Microsoft ends Project Natick underwater data center experiment despite success

In brief: We’re still seeing companies testing underwater data centers, but Microsoft has decided to call time on its experiment, Project Natick. It sounds as if placing the 40-foot-long tube filled with 12 racks of servers off the coast of Scotland was a success, but Redmond is now focusing on its land-based data centers.

Project Natick’s origins stretch all the way back to 2013. Following a three-month trial in the Pacific, a submersible data center capsule was deployed 120 miles off the coast of Scotland in 2018. It was brought back to the surface in 2020, offering what were said to be promising results.

Microsoft lost six of the 855 servers that were in the capsule during its time underwater. In a comparison experiment being run simultaneously on dry land, it lost eight out of 135 servers.

Microsoft noted that the constant temperature stability of the external seawater was a factor in the experiment’s success. It also highlighted how the data center was filled with inert nitrogen gas that protected the servers, as opposed to the reactive oxygen gas in the land data center.

Despite everything going so well, Microsoft is discontinuing Project Natick. “I’m not building subsea data centers anywhere in the world,” Noelle Walsh, the head of the company’s Cloud Operations + Innovation (CO+I) division, told DatacenterDynamics.

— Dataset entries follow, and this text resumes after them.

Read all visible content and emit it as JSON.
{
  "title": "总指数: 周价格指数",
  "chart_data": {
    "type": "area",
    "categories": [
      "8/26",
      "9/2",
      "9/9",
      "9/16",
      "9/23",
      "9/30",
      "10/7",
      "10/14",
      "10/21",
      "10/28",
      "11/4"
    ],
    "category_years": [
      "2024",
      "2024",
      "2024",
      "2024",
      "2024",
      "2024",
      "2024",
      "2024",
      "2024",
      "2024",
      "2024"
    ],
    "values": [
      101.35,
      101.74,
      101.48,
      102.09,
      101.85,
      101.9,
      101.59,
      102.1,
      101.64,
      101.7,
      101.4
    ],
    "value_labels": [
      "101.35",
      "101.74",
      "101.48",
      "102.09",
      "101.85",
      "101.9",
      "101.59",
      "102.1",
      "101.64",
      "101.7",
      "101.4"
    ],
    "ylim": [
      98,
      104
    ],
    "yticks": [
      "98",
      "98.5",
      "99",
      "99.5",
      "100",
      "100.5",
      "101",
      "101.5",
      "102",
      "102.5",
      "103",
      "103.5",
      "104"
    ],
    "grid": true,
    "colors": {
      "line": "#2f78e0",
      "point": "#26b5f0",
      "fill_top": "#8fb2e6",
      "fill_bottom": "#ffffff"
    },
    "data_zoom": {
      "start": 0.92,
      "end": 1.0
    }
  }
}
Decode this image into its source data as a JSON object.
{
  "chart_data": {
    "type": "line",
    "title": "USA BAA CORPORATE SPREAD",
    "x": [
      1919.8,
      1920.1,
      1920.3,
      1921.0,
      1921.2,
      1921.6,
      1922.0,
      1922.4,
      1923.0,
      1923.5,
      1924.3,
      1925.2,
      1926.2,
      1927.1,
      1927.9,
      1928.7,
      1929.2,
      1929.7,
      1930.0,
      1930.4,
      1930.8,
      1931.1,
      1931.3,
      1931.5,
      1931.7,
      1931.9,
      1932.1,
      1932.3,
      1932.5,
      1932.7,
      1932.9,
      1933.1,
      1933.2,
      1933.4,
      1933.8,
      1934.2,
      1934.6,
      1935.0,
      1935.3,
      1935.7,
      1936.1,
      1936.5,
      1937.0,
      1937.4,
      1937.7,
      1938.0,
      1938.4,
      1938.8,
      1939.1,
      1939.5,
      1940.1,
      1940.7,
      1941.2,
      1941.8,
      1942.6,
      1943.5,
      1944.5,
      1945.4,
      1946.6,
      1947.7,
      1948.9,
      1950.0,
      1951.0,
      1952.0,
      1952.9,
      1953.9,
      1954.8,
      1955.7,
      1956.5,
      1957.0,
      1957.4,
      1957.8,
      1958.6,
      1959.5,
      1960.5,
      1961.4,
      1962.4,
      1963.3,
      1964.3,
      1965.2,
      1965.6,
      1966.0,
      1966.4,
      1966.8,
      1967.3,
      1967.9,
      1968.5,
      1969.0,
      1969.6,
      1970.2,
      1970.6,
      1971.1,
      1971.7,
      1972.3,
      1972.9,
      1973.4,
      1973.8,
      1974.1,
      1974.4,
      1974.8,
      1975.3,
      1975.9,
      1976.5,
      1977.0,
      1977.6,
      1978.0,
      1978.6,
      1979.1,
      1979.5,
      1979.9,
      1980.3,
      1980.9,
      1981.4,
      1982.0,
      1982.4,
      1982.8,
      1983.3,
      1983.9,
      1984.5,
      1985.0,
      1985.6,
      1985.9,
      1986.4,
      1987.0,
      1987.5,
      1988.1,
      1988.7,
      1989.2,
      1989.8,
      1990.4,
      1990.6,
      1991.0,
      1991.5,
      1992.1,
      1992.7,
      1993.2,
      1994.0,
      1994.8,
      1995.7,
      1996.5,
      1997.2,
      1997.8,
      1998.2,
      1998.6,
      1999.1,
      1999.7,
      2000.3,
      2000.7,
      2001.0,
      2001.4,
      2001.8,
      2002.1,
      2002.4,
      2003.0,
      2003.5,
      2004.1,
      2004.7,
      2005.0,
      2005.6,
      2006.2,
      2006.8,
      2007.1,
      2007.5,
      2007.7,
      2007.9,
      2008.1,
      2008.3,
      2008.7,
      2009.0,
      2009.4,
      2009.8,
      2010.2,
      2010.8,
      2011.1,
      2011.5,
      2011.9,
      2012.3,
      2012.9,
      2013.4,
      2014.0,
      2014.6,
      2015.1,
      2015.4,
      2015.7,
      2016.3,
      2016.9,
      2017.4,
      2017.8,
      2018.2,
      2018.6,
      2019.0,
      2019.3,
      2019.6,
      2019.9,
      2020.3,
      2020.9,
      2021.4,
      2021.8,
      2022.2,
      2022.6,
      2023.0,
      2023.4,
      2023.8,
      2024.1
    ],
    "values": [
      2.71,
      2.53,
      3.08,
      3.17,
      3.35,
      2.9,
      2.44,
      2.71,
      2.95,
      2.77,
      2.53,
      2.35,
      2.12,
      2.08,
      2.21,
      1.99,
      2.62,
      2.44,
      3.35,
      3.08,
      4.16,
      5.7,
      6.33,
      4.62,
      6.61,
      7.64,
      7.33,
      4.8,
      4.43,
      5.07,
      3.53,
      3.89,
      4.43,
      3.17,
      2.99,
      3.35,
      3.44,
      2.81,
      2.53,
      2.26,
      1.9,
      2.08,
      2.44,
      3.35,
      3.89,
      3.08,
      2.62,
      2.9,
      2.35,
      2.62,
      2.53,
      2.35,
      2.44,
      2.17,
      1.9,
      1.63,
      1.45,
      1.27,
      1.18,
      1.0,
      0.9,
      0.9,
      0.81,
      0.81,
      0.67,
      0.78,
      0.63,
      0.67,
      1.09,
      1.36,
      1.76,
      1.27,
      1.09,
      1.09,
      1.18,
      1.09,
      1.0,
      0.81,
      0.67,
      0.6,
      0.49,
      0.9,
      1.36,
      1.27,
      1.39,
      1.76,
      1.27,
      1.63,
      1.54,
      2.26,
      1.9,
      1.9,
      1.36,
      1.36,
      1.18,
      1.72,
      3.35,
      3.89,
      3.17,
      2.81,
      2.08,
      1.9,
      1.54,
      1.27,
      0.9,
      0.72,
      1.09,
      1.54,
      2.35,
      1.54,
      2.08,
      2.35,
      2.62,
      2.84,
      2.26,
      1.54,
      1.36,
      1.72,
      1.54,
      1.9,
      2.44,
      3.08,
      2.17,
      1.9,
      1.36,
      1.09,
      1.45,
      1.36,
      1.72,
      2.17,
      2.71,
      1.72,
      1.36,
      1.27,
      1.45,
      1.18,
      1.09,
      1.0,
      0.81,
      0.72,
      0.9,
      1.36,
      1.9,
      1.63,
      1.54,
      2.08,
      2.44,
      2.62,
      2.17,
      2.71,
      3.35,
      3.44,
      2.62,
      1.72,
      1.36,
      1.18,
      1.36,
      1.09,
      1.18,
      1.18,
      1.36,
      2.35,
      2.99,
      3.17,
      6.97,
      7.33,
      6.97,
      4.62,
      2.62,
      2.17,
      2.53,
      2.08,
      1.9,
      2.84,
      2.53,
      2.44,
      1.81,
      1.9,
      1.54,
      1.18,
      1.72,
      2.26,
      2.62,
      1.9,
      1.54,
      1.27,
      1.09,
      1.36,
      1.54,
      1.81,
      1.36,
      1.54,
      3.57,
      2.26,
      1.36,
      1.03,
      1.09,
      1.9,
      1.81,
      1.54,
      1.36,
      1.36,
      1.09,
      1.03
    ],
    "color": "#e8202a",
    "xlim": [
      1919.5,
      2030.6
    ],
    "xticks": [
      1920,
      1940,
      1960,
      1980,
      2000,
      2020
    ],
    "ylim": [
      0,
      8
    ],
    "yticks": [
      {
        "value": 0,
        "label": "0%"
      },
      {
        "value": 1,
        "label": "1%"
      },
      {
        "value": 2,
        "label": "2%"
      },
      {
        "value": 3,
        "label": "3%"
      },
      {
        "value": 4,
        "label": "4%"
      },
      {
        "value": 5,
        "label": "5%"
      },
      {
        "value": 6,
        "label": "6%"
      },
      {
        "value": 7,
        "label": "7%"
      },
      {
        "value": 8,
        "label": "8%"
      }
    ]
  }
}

“My team worked on it, and it worked. We learned a lot about operations below sea level and vibration and impacts on the server. So we’ll apply those learnings to other cases,” Walsh added.

When asked whether Microsoft had learned if it could one day have human-free data centers filled with robots, Walsh said: “We’re looking at robotics more from the perspective that some of these new servers will be very heavy. How can we automate that versus having people push things around?”

“We are learning from other industries on robotics, but we’re also very cognizant that we need people. I don’t want people worried about their jobs,” she added.

Microsoft also patented a high-pressure data center in 2019 and an artificial reef data center in 2017, but it seems the company is putting resources into traditional builds for now. “I would say now we’re getting more focused,” Walsh said. “We like to do R&D and try things out, and you learn something here and it may fly over there. But I’d say now, it’s very focused.”

“While we don’t currently have data centers in the water, we will continue to use Project Natick as a research platform to explore, test, and validate new concepts around data center reliability and sustainability, for example with liquid immersion.”

In December, China sank the first modules of what it says is the world’s first underwater commercial data center. These were the first of more than 100 cylindrical modules, spanning over 731,945 square feet, that will be lowered around 115 feet onto the bottom of the sea – a journey that takes three hours to complete. The structure will ultimately offer the performance of around 60,000 computers working in unison, according to the report. The cold seawater is forecast to save 122 million kilowatt-hours of electricity and 105,000 tons of freshwater annually.

In May, researchers discovered that the unique environment of underwater data centers makes them vulnerable to a specific attack: sound waves. A study detailed how sound at the resonant frequency of the hard disk drives causes vibrations at a given velocity and intensity directly proportional to the sound pressure level, affecting the read/write performance of the disk.